If Haiku shows unreliable tool use during Phase 2 development, a rule-based
fallback triage mechanism must be considered before implementation proceeds.
If conversation volume grows significantly and cost becomes a meaningful
constraint, the v2 options are: (a) prompt caching for static system prompt
sections, reducing effective input token cost by ~80% on cached content, or
(b) evaluate Llama 4 Scout as a cheaper alternative once its instruction
following on complex system prompts is better documented in production use cases.

Compliance Notes

The Anthropic API processes conversation data on Anthropic’s infrastructure.
A Data Processing Agreement (DPA) with Anthropic is required before processing
real visitor data in production (EC-08 in the engineering review).
Anthropic offers EU data processing for enterprise customers.
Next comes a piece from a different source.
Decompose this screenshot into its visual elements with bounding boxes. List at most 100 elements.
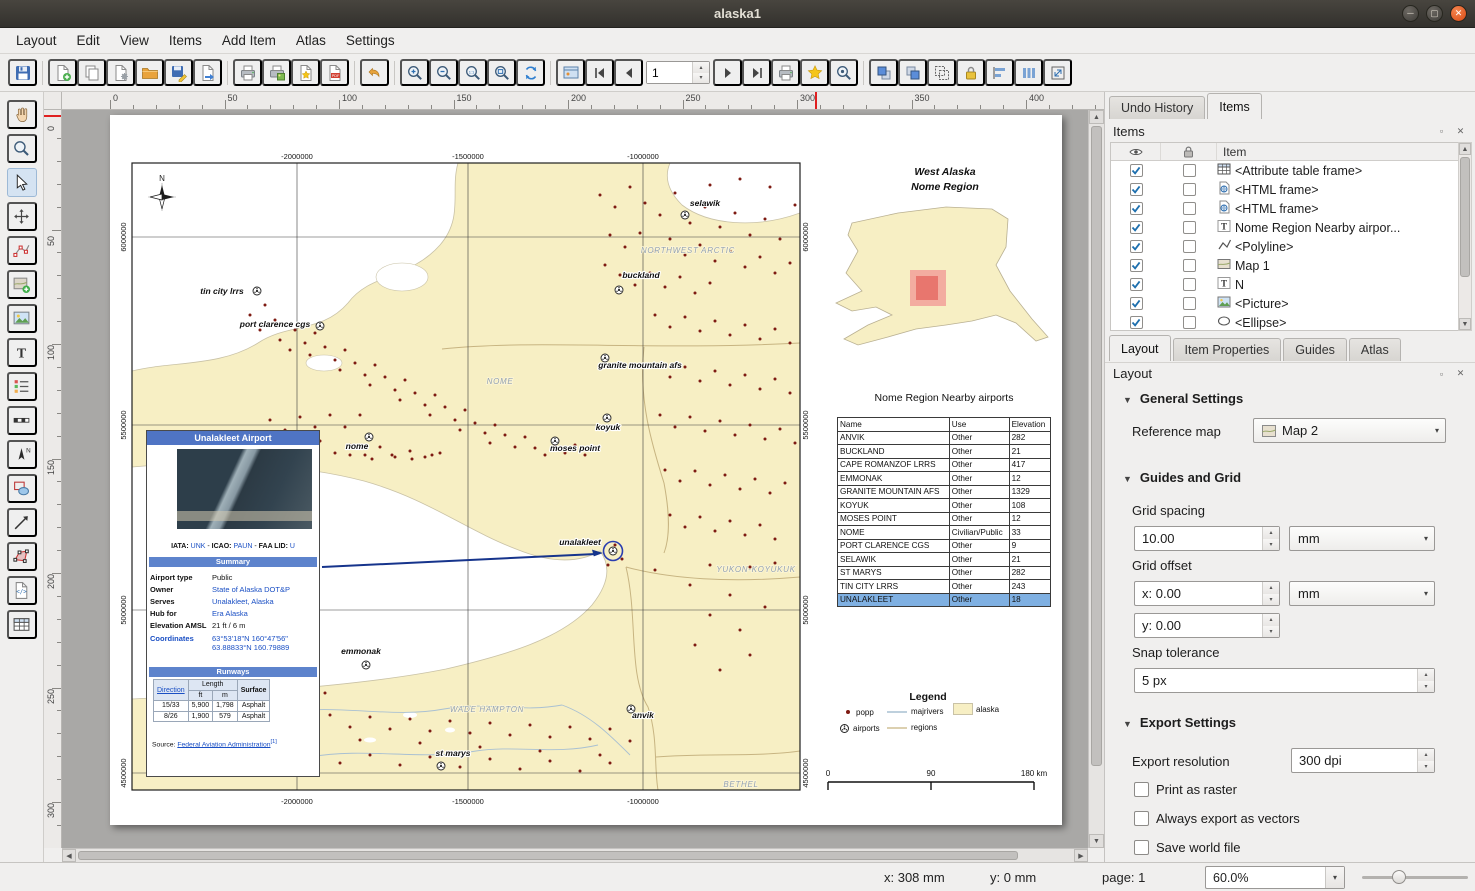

DPA status must
be confirmed before production launch — this is a hard blocker per EC-08.
Conversation history sent to the API must be scrubbed of PII fields before
transmission, as specified in PRD NFR 6.3.

Review Triggers

This decision should be revisited if:

Anthropic API availability falls below the 99.5% uptime requirement in
the PRD over any 30-day period.
Claude Haiku 4.5 shows consistent instruction following failures on the
qualification logic or persona tone adaptation in production (defined as
failure rate > 5% on the structured test suite from the PRD DoD).
Monthly LLM API cost exceeds $500 USD — at that point, prompt caching
or model routing should be evaluated.
Anthropic changes its EU data processing terms or DPA availability.

References

PRD § 7.1 — LLM Provider candidates and evaluation criteria
PRD § 7.2 — Key Technical Risks — hallucination, latency, and retrieval failure
PRD § 6.3 — Security and Privacy — PII handling and GDPR data notice requirements
Engineering Review § EC-01 — RAG Triage Mechanism — tool use recommendation for selective retrieval
Engineering Review § EC-07 — Graceful Degradation Form — fallback form submission destination
Engineering Review § EC-08 — GDPR Data Processing Agreement with LLM Provider — DPA requirement and provider status
Chat Behaviour — three-stage conversation model driving instruction following complexity
Qualification Signals — four-dimension qualification logic the LLM must execute reliably across turns

ADRs are immutable once accepted. If this decision is superseded, create a new ADR and update the Status field above to Superseded by ADR-NNN. Do not edit the body of this document.